2 four-sided dice are rolled.
X = number of odd dice
Y = number of even dice
Z = number of dice showing 1 or 2
So each of X, Y, Z only takes on the values 0, 1, 2.
(a) joint p.m.f. of (X,Y), joint p.m.f. of (X,Z).
You can give your answers in the form of 3 by 3 tables.
(b) Are X and Y independent? Are X and Z independent?
(c) Compute E(XY ) and E(XZ).
WHAT I TRIED IS –
The faces on a four-sided die are labeled with the numbers 1, 2, 3, and 4. Upon throwing the dice, each one will land with exactly one of its faces upwards. You will therefore see two numbers, one for each die. Suppose, for the sake of example, that you see a 2 and a 4. Both of these are even numbers. None of them are odd numbers. Let's count: no dice show an odd number, two dice show even numbers, and one die shows a number in the set {1,2}. Therefore, for this throw,, X=0, Y=2, and Z=1.
There are 16 combinations (1,1) (1,2)(1,3) (1,4)(2,1)(2,2)(2,3)(2,4) … (4,1 )(4,2 )(4,3 )(4,4 )
There are only 2 case when no dice show an odd number, two dice show even numbers, and one die shows a number in the set {1,2}. —> when (2,2) (2,4 ) occurs.

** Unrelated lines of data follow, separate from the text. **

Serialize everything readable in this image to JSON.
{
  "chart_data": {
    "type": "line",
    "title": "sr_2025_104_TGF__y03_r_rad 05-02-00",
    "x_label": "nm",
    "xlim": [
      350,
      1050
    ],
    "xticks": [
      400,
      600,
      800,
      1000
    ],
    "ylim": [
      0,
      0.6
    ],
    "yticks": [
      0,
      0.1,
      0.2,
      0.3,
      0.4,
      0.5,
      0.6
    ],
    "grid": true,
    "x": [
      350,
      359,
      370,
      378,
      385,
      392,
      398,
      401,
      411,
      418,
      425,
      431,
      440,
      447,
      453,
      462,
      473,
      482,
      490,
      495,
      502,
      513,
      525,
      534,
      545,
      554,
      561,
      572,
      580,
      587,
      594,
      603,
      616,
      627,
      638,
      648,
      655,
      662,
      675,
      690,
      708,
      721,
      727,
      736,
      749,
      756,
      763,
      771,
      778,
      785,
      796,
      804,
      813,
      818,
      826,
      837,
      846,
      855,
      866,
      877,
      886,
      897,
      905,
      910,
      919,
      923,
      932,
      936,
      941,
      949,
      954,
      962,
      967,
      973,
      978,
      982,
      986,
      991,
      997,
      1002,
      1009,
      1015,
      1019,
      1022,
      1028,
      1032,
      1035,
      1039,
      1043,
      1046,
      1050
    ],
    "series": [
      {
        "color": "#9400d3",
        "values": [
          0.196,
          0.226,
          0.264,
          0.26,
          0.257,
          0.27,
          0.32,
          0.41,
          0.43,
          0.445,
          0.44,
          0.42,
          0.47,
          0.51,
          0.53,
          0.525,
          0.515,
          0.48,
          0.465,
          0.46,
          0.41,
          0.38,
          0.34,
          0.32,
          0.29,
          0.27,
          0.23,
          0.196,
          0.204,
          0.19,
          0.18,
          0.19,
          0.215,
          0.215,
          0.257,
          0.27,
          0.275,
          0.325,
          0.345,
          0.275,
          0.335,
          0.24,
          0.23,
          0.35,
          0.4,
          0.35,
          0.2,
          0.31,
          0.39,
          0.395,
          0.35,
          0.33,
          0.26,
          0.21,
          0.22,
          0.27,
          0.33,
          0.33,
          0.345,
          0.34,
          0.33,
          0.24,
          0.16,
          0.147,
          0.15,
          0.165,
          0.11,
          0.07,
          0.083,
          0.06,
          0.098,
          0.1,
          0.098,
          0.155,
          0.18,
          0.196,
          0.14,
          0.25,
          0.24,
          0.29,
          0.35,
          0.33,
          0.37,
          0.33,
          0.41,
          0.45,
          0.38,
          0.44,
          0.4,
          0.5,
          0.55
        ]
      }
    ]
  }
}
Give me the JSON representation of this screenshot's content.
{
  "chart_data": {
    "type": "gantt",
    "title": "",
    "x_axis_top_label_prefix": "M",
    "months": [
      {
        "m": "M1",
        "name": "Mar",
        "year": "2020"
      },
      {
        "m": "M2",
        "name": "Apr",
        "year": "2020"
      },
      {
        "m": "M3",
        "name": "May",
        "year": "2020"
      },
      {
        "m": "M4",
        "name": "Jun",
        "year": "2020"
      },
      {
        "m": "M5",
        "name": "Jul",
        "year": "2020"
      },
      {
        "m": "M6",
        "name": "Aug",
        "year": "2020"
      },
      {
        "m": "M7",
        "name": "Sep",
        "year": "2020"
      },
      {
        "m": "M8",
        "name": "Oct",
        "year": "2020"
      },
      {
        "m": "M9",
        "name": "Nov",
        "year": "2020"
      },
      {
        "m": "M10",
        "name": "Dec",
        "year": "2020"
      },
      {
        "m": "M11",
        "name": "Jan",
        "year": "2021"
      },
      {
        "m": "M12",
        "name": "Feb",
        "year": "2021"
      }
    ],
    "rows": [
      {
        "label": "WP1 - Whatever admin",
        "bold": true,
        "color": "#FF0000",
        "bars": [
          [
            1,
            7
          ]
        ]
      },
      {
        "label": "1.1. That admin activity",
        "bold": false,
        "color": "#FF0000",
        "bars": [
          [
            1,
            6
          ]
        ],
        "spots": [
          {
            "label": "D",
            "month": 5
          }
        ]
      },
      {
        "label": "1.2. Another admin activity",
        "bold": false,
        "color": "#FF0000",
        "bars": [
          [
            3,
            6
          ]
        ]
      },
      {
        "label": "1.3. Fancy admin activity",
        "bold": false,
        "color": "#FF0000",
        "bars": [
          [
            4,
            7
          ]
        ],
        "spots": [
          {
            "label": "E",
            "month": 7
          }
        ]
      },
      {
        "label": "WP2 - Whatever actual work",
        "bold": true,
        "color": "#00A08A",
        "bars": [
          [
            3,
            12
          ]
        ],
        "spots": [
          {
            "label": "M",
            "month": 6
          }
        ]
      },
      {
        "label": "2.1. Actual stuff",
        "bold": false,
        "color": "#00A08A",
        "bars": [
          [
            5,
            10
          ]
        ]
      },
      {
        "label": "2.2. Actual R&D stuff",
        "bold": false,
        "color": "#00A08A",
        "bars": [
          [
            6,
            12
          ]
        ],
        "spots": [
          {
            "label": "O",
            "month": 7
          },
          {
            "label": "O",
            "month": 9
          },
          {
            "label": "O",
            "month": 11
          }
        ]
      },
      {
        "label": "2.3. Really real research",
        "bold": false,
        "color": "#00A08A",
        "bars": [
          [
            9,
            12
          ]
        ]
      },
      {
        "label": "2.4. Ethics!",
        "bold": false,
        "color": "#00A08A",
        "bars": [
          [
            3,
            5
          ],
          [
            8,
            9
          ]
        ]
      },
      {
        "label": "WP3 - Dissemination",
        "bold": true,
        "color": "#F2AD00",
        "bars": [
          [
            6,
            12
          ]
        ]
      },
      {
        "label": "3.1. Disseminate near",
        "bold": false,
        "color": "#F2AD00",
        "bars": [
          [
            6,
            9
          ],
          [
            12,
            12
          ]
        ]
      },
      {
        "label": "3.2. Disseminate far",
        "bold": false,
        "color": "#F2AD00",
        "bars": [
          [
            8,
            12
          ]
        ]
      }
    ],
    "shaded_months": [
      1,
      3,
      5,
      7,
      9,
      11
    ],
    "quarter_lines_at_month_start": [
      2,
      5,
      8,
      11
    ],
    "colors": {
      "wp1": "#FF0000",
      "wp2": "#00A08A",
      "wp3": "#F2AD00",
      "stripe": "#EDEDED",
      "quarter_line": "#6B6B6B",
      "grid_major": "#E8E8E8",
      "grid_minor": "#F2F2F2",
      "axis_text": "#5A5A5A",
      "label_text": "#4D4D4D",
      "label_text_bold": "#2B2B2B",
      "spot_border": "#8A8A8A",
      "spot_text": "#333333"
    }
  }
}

Here X= 0, Y =2, Z =1
Both odd and one is in {1,2} is –> (1,1)(1,3)(3,1) Here, X= 2, Y =0, Z =1
Just as we have to in the case with one discrete random variable, in order to find the "joint probability distribution" of X and Y, we first need to define the support of X and Y.

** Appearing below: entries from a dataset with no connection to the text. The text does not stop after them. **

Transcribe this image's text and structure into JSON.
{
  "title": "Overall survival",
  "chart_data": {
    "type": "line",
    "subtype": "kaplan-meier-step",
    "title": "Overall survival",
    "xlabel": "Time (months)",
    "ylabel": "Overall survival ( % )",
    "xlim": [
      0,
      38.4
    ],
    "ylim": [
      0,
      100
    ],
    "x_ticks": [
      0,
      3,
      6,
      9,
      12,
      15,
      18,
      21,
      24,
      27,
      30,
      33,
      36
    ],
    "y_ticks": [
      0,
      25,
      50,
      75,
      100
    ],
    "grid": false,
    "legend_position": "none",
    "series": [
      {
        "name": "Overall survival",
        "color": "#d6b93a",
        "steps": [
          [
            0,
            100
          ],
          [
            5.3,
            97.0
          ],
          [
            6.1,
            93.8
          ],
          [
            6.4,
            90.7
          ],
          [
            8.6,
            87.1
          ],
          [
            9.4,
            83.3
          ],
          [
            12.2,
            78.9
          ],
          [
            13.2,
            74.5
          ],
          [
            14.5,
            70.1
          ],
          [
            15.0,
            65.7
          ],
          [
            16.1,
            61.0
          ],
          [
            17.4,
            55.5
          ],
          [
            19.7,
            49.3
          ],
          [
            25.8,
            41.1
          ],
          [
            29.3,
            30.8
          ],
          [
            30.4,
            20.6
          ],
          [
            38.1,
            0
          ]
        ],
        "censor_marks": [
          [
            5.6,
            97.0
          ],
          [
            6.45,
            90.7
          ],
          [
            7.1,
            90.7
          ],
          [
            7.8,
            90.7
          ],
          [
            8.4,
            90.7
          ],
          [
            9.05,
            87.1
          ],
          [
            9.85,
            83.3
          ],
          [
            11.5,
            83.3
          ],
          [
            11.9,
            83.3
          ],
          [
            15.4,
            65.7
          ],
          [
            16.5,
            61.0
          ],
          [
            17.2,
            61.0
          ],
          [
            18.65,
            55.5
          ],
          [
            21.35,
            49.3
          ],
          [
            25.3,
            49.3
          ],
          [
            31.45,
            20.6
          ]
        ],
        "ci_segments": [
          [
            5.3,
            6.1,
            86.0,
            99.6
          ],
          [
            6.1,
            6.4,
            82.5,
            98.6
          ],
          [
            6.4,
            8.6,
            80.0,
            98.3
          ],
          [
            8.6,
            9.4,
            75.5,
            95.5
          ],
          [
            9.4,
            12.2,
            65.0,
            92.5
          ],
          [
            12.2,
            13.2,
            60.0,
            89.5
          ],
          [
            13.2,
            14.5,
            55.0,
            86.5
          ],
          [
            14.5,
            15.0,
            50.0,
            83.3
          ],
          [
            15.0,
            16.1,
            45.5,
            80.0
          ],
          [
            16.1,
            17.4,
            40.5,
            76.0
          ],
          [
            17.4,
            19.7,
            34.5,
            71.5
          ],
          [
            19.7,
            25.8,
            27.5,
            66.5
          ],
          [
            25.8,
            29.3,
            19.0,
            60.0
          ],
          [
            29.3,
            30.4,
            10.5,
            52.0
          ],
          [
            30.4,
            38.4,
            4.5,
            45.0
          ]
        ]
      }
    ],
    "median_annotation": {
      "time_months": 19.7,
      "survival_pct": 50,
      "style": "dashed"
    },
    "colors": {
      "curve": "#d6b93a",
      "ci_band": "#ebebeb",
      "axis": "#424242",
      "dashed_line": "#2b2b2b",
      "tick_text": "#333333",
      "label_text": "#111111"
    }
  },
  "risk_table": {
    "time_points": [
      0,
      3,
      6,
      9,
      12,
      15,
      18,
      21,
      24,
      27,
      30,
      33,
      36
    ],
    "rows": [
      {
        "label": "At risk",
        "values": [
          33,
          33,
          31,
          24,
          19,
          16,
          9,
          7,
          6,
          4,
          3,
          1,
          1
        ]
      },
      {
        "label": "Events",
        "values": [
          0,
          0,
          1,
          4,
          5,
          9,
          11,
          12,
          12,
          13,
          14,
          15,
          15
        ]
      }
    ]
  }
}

X, Y and Z combinations are –
$$\left\{\raise{5ex}{(1,1), (1,2), (1,3), (1,4), \\(2,1), (2,2), (2,3), (2,4),\\ (3,1), (3,2), (3,3), (3,4), \\(4,1), (4,2), (4,3), (4,4)}\right\}$$
Out of this, the X, Y, Z values are respectively,
$${(2,0,1) , (1,1,2) , (2,0,1),(1,1,1),\\(1,1,2),(0,2,1),(1,1,1),(0,2,1),\\(2,0,1),(1,1,1),(2,0,0),(1,1,0),\\(1,1,1),(0,2,1),(1,1,0),(0,2,0)}$$
b)
The random variables X and Y are independent if and only if:
P(X= x, Y = y) = P(X = x) × P(Y = y)
for allx∈S1,y∈S2.
if we again take a look back at the representation of our joint p.m.f. in tabular form, you might notice that the following holds true:
P(X=x,Y=y)
for allx∈S1,y∈S2. When this happens, we say that X and Y are independent.
Similarly for X, Z, they are also independent.

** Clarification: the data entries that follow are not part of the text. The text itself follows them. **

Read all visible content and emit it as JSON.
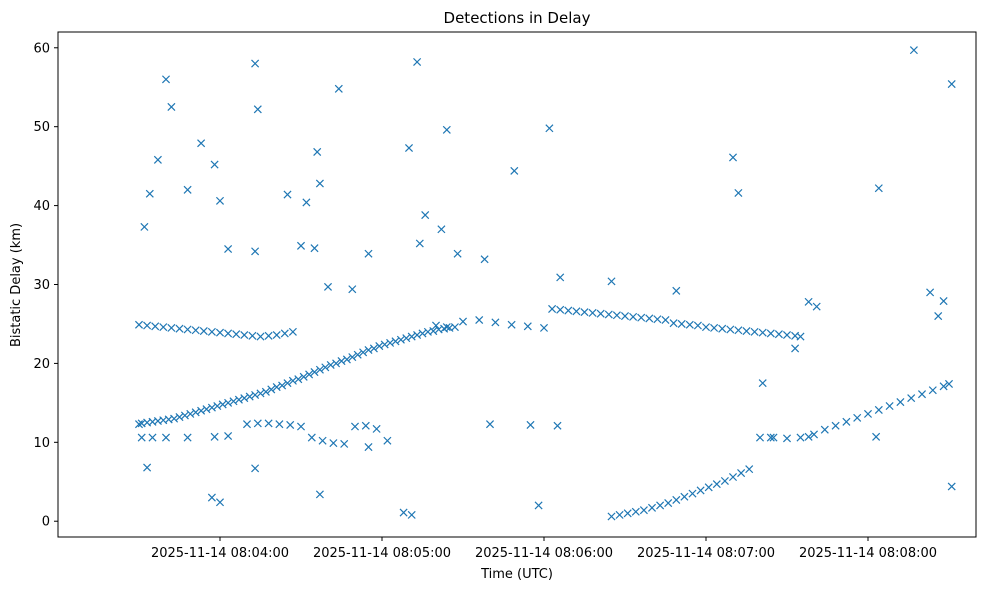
{
  "chart_data": {
    "type": "scatter",
    "title": "Detections in Delay",
    "xlabel": "Time (UTC)",
    "ylabel": "Bistatic Delay (km)",
    "marker": "x",
    "color": "#1f77b4",
    "grid": false,
    "legend": "none",
    "xlim": [
      "2025-11-14 08:03:00",
      "2025-11-14 08:08:40"
    ],
    "ylim": [
      -2,
      62
    ],
    "xticks": [
      "2025-11-14 08:04:00",
      "2025-11-14 08:05:00",
      "2025-11-14 08:06:00",
      "2025-11-14 08:07:00",
      "2025-11-14 08:08:00"
    ],
    "yticks": [
      0,
      10,
      20,
      30,
      40,
      50,
      60
    ],
    "series": [
      {
        "points": [
          [
            "2025-11-14 08:03:30",
            12.3
          ],
          [
            "2025-11-14 08:03:31",
            12.4
          ],
          [
            "2025-11-14 08:03:33",
            12.5
          ],
          [
            "2025-11-14 08:03:35",
            12.6
          ],
          [
            "2025-11-14 08:03:37",
            12.7
          ],
          [
            "2025-11-14 08:03:39",
            12.8
          ],
          [
            "2025-11-14 08:03:41",
            12.9
          ],
          [
            "2025-11-14 08:03:43",
            13.0
          ],
          [
            "2025-11-14 08:03:45",
            13.2
          ],
          [
            "2025-11-14 08:03:47",
            13.4
          ],
          [
            "2025-11-14 08:03:49",
            13.6
          ],
          [
            "2025-11-14 08:03:51",
            13.8
          ],
          [
            "2025-11-14 08:03:53",
            14.0
          ],
          [
            "2025-11-14 08:03:55",
            14.2
          ],
          [
            "2025-11-14 08:03:57",
            14.4
          ],
          [
            "2025-11-14 08:03:59",
            14.6
          ],
          [
            "2025-11-14 08:04:01",
            14.8
          ],
          [
            "2025-11-14 08:04:03",
            15.0
          ],
          [
            "2025-11-14 08:04:05",
            15.2
          ],
          [
            "2025-11-14 08:04:07",
            15.4
          ],
          [
            "2025-11-14 08:04:09",
            15.6
          ],
          [
            "2025-11-14 08:04:11",
            15.8
          ],
          [
            "2025-11-14 08:04:13",
            16.0
          ],
          [
            "2025-11-14 08:04:15",
            16.2
          ],
          [
            "2025-11-14 08:04:17",
            16.4
          ],
          [
            "2025-11-14 08:04:19",
            16.7
          ],
          [
            "2025-11-14 08:04:21",
            17.0
          ],
          [
            "2025-11-14 08:04:23",
            17.2
          ],
          [
            "2025-11-14 08:04:25",
            17.5
          ],
          [
            "2025-11-14 08:04:27",
            17.8
          ],
          [
            "2025-11-14 08:04:29",
            18.0
          ],
          [
            "2025-11-14 08:04:31",
            18.3
          ],
          [
            "2025-11-14 08:04:33",
            18.6
          ],
          [
            "2025-11-14 08:04:35",
            18.9
          ],
          [
            "2025-11-14 08:04:37",
            19.2
          ],
          [
            "2025-11-14 08:04:39",
            19.5
          ],
          [
            "2025-11-14 08:04:41",
            19.8
          ],
          [
            "2025-11-14 08:04:43",
            20.0
          ],
          [
            "2025-11-14 08:04:45",
            20.3
          ],
          [
            "2025-11-14 08:04:47",
            20.5
          ],
          [
            "2025-11-14 08:04:49",
            20.8
          ],
          [
            "2025-11-14 08:04:51",
            21.1
          ],
          [
            "2025-11-14 08:04:53",
            21.4
          ],
          [
            "2025-11-14 08:04:55",
            21.7
          ],
          [
            "2025-11-14 08:04:57",
            21.9
          ],
          [
            "2025-11-14 08:04:59",
            22.2
          ],
          [
            "2025-11-14 08:05:01",
            22.4
          ],
          [
            "2025-11-14 08:05:03",
            22.6
          ],
          [
            "2025-11-14 08:05:05",
            22.8
          ],
          [
            "2025-11-14 08:05:07",
            23.0
          ],
          [
            "2025-11-14 08:05:09",
            23.2
          ],
          [
            "2025-11-14 08:05:11",
            23.4
          ],
          [
            "2025-11-14 08:05:13",
            23.6
          ],
          [
            "2025-11-14 08:05:15",
            23.8
          ],
          [
            "2025-11-14 08:05:17",
            24.0
          ],
          [
            "2025-11-14 08:05:19",
            24.1
          ],
          [
            "2025-11-14 08:05:21",
            24.3
          ],
          [
            "2025-11-14 08:05:23",
            24.4
          ],
          [
            "2025-11-14 08:05:25",
            24.5
          ],
          [
            "2025-11-14 08:05:27",
            24.6
          ],
          [
            "2025-11-14 08:03:30",
            24.9
          ],
          [
            "2025-11-14 08:03:33",
            24.8
          ],
          [
            "2025-11-14 08:03:36",
            24.7
          ],
          [
            "2025-11-14 08:03:39",
            24.6
          ],
          [
            "2025-11-14 08:03:42",
            24.5
          ],
          [
            "2025-11-14 08:03:45",
            24.4
          ],
          [
            "2025-11-14 08:03:48",
            24.3
          ],
          [
            "2025-11-14 08:03:51",
            24.2
          ],
          [
            "2025-11-14 08:03:54",
            24.1
          ],
          [
            "2025-11-14 08:03:57",
            24.0
          ],
          [
            "2025-11-14 08:04:00",
            23.9
          ],
          [
            "2025-11-14 08:04:03",
            23.8
          ],
          [
            "2025-11-14 08:04:06",
            23.7
          ],
          [
            "2025-11-14 08:04:09",
            23.6
          ],
          [
            "2025-11-14 08:04:12",
            23.5
          ],
          [
            "2025-11-14 08:04:15",
            23.4
          ],
          [
            "2025-11-14 08:04:18",
            23.5
          ],
          [
            "2025-11-14 08:04:21",
            23.6
          ],
          [
            "2025-11-14 08:04:24",
            23.8
          ],
          [
            "2025-11-14 08:04:27",
            24.0
          ],
          [
            "2025-11-14 08:03:31",
            10.6
          ],
          [
            "2025-11-14 08:03:35",
            10.6
          ],
          [
            "2025-11-14 08:03:40",
            10.6
          ],
          [
            "2025-11-14 08:03:48",
            10.6
          ],
          [
            "2025-11-14 08:03:58",
            10.7
          ],
          [
            "2025-11-14 08:04:03",
            10.8
          ],
          [
            "2025-11-14 08:04:10",
            12.3
          ],
          [
            "2025-11-14 08:04:14",
            12.4
          ],
          [
            "2025-11-14 08:04:18",
            12.4
          ],
          [
            "2025-11-14 08:04:22",
            12.3
          ],
          [
            "2025-11-14 08:04:26",
            12.2
          ],
          [
            "2025-11-14 08:04:30",
            12.0
          ],
          [
            "2025-11-14 08:04:34",
            10.6
          ],
          [
            "2025-11-14 08:04:38",
            10.2
          ],
          [
            "2025-11-14 08:04:42",
            9.9
          ],
          [
            "2025-11-14 08:04:46",
            9.8
          ],
          [
            "2025-11-14 08:04:50",
            12.0
          ],
          [
            "2025-11-14 08:04:54",
            12.1
          ],
          [
            "2025-11-14 08:04:58",
            11.7
          ],
          [
            "2025-11-14 08:05:02",
            10.2
          ],
          [
            "2025-11-14 08:05:20",
            24.8
          ],
          [
            "2025-11-14 08:05:24",
            24.6
          ],
          [
            "2025-11-14 08:05:30",
            25.3
          ],
          [
            "2025-11-14 08:05:36",
            25.5
          ],
          [
            "2025-11-14 08:05:42",
            25.2
          ],
          [
            "2025-11-14 08:05:48",
            24.9
          ],
          [
            "2025-11-14 08:05:54",
            24.7
          ],
          [
            "2025-11-14 08:06:00",
            24.5
          ],
          [
            "2025-11-14 08:06:03",
            26.9
          ],
          [
            "2025-11-14 08:06:06",
            26.8
          ],
          [
            "2025-11-14 08:06:09",
            26.7
          ],
          [
            "2025-11-14 08:06:12",
            26.6
          ],
          [
            "2025-11-14 08:06:15",
            26.5
          ],
          [
            "2025-11-14 08:06:18",
            26.4
          ],
          [
            "2025-11-14 08:06:21",
            26.3
          ],
          [
            "2025-11-14 08:06:24",
            26.2
          ],
          [
            "2025-11-14 08:06:27",
            26.1
          ],
          [
            "2025-11-14 08:06:30",
            26.0
          ],
          [
            "2025-11-14 08:06:33",
            25.9
          ],
          [
            "2025-11-14 08:06:36",
            25.8
          ],
          [
            "2025-11-14 08:06:39",
            25.7
          ],
          [
            "2025-11-14 08:06:42",
            25.6
          ],
          [
            "2025-11-14 08:06:45",
            25.5
          ],
          [
            "2025-11-14 08:06:48",
            25.1
          ],
          [
            "2025-11-14 08:06:51",
            25.0
          ],
          [
            "2025-11-14 08:06:54",
            24.9
          ],
          [
            "2025-11-14 08:06:57",
            24.8
          ],
          [
            "2025-11-14 08:07:00",
            24.6
          ],
          [
            "2025-11-14 08:07:03",
            24.5
          ],
          [
            "2025-11-14 08:07:06",
            24.4
          ],
          [
            "2025-11-14 08:07:09",
            24.3
          ],
          [
            "2025-11-14 08:07:12",
            24.2
          ],
          [
            "2025-11-14 08:07:15",
            24.1
          ],
          [
            "2025-11-14 08:07:18",
            24.0
          ],
          [
            "2025-11-14 08:07:21",
            23.9
          ],
          [
            "2025-11-14 08:07:24",
            23.8
          ],
          [
            "2025-11-14 08:07:27",
            23.7
          ],
          [
            "2025-11-14 08:07:30",
            23.6
          ],
          [
            "2025-11-14 08:07:33",
            23.5
          ],
          [
            "2025-11-14 08:07:35",
            23.4
          ],
          [
            "2025-11-14 08:06:25",
            0.6
          ],
          [
            "2025-11-14 08:06:28",
            0.8
          ],
          [
            "2025-11-14 08:06:31",
            1.0
          ],
          [
            "2025-11-14 08:06:34",
            1.2
          ],
          [
            "2025-11-14 08:06:37",
            1.4
          ],
          [
            "2025-11-14 08:06:40",
            1.7
          ],
          [
            "2025-11-14 08:06:43",
            2.0
          ],
          [
            "2025-11-14 08:06:46",
            2.3
          ],
          [
            "2025-11-14 08:06:49",
            2.7
          ],
          [
            "2025-11-14 08:06:52",
            3.1
          ],
          [
            "2025-11-14 08:06:55",
            3.5
          ],
          [
            "2025-11-14 08:06:58",
            3.9
          ],
          [
            "2025-11-14 08:07:01",
            4.3
          ],
          [
            "2025-11-14 08:07:04",
            4.7
          ],
          [
            "2025-11-14 08:07:07",
            5.1
          ],
          [
            "2025-11-14 08:07:10",
            5.6
          ],
          [
            "2025-11-14 08:07:13",
            6.1
          ],
          [
            "2025-11-14 08:07:16",
            6.6
          ],
          [
            "2025-11-14 08:07:25",
            10.6
          ],
          [
            "2025-11-14 08:07:30",
            10.5
          ],
          [
            "2025-11-14 08:07:35",
            10.6
          ],
          [
            "2025-11-14 08:07:40",
            11.0
          ],
          [
            "2025-11-14 08:07:44",
            11.6
          ],
          [
            "2025-11-14 08:07:48",
            12.1
          ],
          [
            "2025-11-14 08:07:52",
            12.6
          ],
          [
            "2025-11-14 08:07:56",
            13.1
          ],
          [
            "2025-11-14 08:08:00",
            13.6
          ],
          [
            "2025-11-14 08:08:04",
            14.1
          ],
          [
            "2025-11-14 08:08:08",
            14.6
          ],
          [
            "2025-11-14 08:08:12",
            15.1
          ],
          [
            "2025-11-14 08:08:16",
            15.6
          ],
          [
            "2025-11-14 08:08:20",
            16.1
          ],
          [
            "2025-11-14 08:08:24",
            16.6
          ],
          [
            "2025-11-14 08:08:28",
            17.1
          ],
          [
            "2025-11-14 08:08:30",
            17.4
          ],
          [
            "2025-11-14 08:07:20",
            10.6
          ],
          [
            "2025-11-14 08:07:24",
            10.6
          ],
          [
            "2025-11-14 08:07:33",
            21.9
          ],
          [
            "2025-11-14 08:07:41",
            27.2
          ],
          [
            "2025-11-14 08:07:38",
            27.8
          ],
          [
            "2025-11-14 08:03:32",
            37.3
          ],
          [
            "2025-11-14 08:03:34",
            41.5
          ],
          [
            "2025-11-14 08:03:37",
            45.8
          ],
          [
            "2025-11-14 08:03:40",
            56.0
          ],
          [
            "2025-11-14 08:03:42",
            52.5
          ],
          [
            "2025-11-14 08:03:48",
            42.0
          ],
          [
            "2025-11-14 08:03:53",
            47.9
          ],
          [
            "2025-11-14 08:03:58",
            45.2
          ],
          [
            "2025-11-14 08:04:00",
            40.6
          ],
          [
            "2025-11-14 08:04:13",
            58.0
          ],
          [
            "2025-11-14 08:04:14",
            52.2
          ],
          [
            "2025-11-14 08:04:25",
            41.4
          ],
          [
            "2025-11-14 08:04:32",
            40.4
          ],
          [
            "2025-11-14 08:04:36",
            46.8
          ],
          [
            "2025-11-14 08:04:37",
            42.8
          ],
          [
            "2025-11-14 08:04:44",
            54.8
          ],
          [
            "2025-11-14 08:05:13",
            58.2
          ],
          [
            "2025-11-14 08:05:10",
            47.3
          ],
          [
            "2025-11-14 08:05:24",
            49.6
          ],
          [
            "2025-11-14 08:05:49",
            44.4
          ],
          [
            "2025-11-14 08:06:02",
            49.8
          ],
          [
            "2025-11-14 08:07:10",
            46.1
          ],
          [
            "2025-11-14 08:07:12",
            41.6
          ],
          [
            "2025-11-14 08:08:04",
            42.2
          ],
          [
            "2025-11-14 08:08:17",
            59.7
          ],
          [
            "2025-11-14 08:08:31",
            55.4
          ],
          [
            "2025-11-14 08:04:40",
            29.7
          ],
          [
            "2025-11-14 08:04:49",
            29.4
          ],
          [
            "2025-11-14 08:04:55",
            33.9
          ],
          [
            "2025-11-14 08:05:16",
            38.8
          ],
          [
            "2025-11-14 08:05:14",
            35.2
          ],
          [
            "2025-11-14 08:05:22",
            37.0
          ],
          [
            "2025-11-14 08:05:28",
            33.9
          ],
          [
            "2025-11-14 08:05:38",
            33.2
          ],
          [
            "2025-11-14 08:06:06",
            30.9
          ],
          [
            "2025-11-14 08:06:25",
            30.4
          ],
          [
            "2025-11-14 08:06:49",
            29.2
          ],
          [
            "2025-11-14 08:03:33",
            6.8
          ],
          [
            "2025-11-14 08:03:57",
            3.0
          ],
          [
            "2025-11-14 08:04:00",
            2.4
          ],
          [
            "2025-11-14 08:04:13",
            6.7
          ],
          [
            "2025-11-14 08:04:37",
            3.4
          ],
          [
            "2025-11-14 08:05:08",
            1.1
          ],
          [
            "2025-11-14 08:05:11",
            0.8
          ],
          [
            "2025-11-14 08:05:58",
            2.0
          ],
          [
            "2025-11-14 08:08:31",
            4.4
          ],
          [
            "2025-11-14 08:04:03",
            34.5
          ],
          [
            "2025-11-14 08:04:13",
            34.2
          ],
          [
            "2025-11-14 08:04:30",
            34.9
          ],
          [
            "2025-11-14 08:04:35",
            34.6
          ],
          [
            "2025-11-14 08:08:23",
            29.0
          ],
          [
            "2025-11-14 08:08:26",
            26.0
          ],
          [
            "2025-11-14 08:08:28",
            27.9
          ],
          [
            "2025-11-14 08:07:21",
            17.5
          ],
          [
            "2025-11-14 08:07:38",
            10.7
          ],
          [
            "2025-11-14 08:08:03",
            10.7
          ],
          [
            "2025-11-14 08:04:55",
            9.4
          ],
          [
            "2025-11-14 08:05:40",
            12.3
          ],
          [
            "2025-11-14 08:05:55",
            12.2
          ],
          [
            "2025-11-14 08:06:05",
            12.1
          ]
        ]
      }
    ]
  }
}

c) I am not sure how to do
help please.
Best Answer
The answers should probably be
For $X$ and $Y$:
(a)
$$\boxed{\begin{array}{c|ccc} X \backslash Y & 0 & 1 & 2 \\[1ex]\hline 0 & 0 & 0 & 1/4 \\[1ex] 1 & 0 & 1/2 & 0 \\[1ex] 2 & 1/4 & 0 & 0\end{array}}$$
(b) they are not independent: e.g. $\Bbb P(X{=}0,Y{=}0)=0 \ne \tfrac{1}{16} = \Bbb P(X{=}0)\;\Bbb P(Y{=}0)$
(c) $\Bbb E(XY) = 0\times 2 \times \tfrac{1}{4}+1\times 1 \times\tfrac{1}{2}+ 2\times 0 \times\tfrac{1}{4}=\tfrac{1}{2}$.
For $X$ and $Z$:
(a)
$$\boxed{\begin{array}{c|ccc} X\backslash Z & 0 & 1 & 2 \\[1ex] \hline 0 & 1/16 & 1/8 & 1/16\\[1ex] 1 & 1/8 & 1/4 & 1/8\\[1ex] 2 & 1/16 & 1/8 & 1/16\end{array}}$$
(b) they are independent: e.g. $\Bbb P(X{=}0,Z{=}0)= \tfrac{1}{16} = \Bbb P(X{=}0)\,\Bbb P(Z{=}0)$ and you can test the others
(c) $\Bbb E(XZ)= 1$ by doing the multiplications and sum, or using independence to have $\Bbb E(XZ)= \Bbb E(X)\,\Bbb E(Z)$.